Encana Corp. spun off PrairieSky earlier, and, more recently, the Ontario Teachers’ Pension Plan acquired Cenovus Energy’s royalty business.
“With over 14.7 million acres of royalty lands, including over 7.7 million acres of fee simple mineral title (excluding coal), the combined asset base represents the largest independent oil and natural gas royalty position in Canada,” said PrairieSky chief executive officer Andrew Phillips.
Algoma files for protection
Essar Steel Algoma Inc., battered by the collapse in North American steel prices, has applied for protection from creditors, marking the third trip through the Companies’ Creditors Arrangement Act for the economic engine of Sault Ste.

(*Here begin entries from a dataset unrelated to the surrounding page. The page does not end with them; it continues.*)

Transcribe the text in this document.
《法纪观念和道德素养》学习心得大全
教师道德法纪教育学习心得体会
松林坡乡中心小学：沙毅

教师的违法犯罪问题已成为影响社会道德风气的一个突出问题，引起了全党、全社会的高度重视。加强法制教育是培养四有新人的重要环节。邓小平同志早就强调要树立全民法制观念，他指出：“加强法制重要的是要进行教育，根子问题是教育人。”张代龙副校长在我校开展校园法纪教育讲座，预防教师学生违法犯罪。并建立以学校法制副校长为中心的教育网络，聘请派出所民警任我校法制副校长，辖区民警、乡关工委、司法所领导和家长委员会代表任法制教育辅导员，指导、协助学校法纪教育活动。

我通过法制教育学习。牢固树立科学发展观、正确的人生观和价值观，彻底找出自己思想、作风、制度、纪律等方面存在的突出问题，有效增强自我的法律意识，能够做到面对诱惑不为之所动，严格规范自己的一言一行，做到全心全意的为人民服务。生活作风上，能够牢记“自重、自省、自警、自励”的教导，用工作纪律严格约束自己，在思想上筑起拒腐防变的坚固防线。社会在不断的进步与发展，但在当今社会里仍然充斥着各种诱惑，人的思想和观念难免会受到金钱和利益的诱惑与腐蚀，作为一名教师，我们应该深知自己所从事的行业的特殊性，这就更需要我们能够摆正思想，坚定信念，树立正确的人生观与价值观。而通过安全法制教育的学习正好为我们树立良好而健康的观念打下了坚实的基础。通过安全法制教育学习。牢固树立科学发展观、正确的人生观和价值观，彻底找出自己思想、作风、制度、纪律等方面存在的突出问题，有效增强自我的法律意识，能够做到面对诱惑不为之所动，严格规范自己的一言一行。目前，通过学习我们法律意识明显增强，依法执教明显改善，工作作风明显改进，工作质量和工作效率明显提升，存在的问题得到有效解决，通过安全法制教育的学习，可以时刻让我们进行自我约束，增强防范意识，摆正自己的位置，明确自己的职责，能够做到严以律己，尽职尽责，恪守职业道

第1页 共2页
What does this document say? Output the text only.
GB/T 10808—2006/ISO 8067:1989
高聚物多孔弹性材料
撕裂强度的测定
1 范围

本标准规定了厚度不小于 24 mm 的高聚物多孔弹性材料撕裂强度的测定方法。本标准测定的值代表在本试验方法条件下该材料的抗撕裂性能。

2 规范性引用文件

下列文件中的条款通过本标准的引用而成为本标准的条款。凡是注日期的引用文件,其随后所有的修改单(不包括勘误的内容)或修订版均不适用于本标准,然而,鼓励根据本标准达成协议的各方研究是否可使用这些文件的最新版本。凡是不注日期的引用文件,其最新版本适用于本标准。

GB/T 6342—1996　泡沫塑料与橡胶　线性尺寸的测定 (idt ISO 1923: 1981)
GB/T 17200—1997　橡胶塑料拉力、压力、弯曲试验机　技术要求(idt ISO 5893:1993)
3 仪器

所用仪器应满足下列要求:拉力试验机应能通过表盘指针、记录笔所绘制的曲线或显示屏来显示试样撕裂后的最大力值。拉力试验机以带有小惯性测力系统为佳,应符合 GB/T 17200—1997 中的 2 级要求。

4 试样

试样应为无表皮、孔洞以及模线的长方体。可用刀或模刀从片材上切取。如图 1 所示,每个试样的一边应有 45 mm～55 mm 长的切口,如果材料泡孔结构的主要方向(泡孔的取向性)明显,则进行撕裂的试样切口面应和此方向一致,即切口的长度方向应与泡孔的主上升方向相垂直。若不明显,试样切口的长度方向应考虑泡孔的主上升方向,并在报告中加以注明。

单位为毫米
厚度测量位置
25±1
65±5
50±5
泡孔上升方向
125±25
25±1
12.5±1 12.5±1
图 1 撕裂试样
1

Marie, Ont.
The steel maker, which has been operating in the city since 1901, went through court-supervised restructurings in 1991 and 2001 before being purchased by Essar Steel Holdings Ltd. of India in 2007 during the global steel consolidation that led to the buyout of all major Canadian steel makers, The Globe and Mail’s Greg Keenan reports.
What to watch for this week
Quarterly results from major companies are slowing down, but there still a few left to come, including CAE, Cineplex, Kinross Gold, Rona, Cascades, Finning, Manulife, Trican Well Service, Power Corp. and Onex.
As for economic readings, Friday brings the latest on U.S. retail sales for October, which are believed to have jumped by between 0.3 per cent and 0.5 per cent.
“Given the recent struggles in manufacturing and capital goods orders, the U.S. economy is becoming increasingly reliant on consumer spending to drive growth,” said Andrew Grantham of CIBC World Markets.
“A decent lift in retail sales during October will leave the consumer on track to match the 3-per-cent-plus growth rates of Q2 and Q3.”
Friday also brings a look at how the economy of the euro zone performed in the third quarter, which Royal Bank of Canada economists expect will show an expansion of 0.4 per cent from the previous three-month period.
All eyes will be on the heavyweight economies of Germany and France.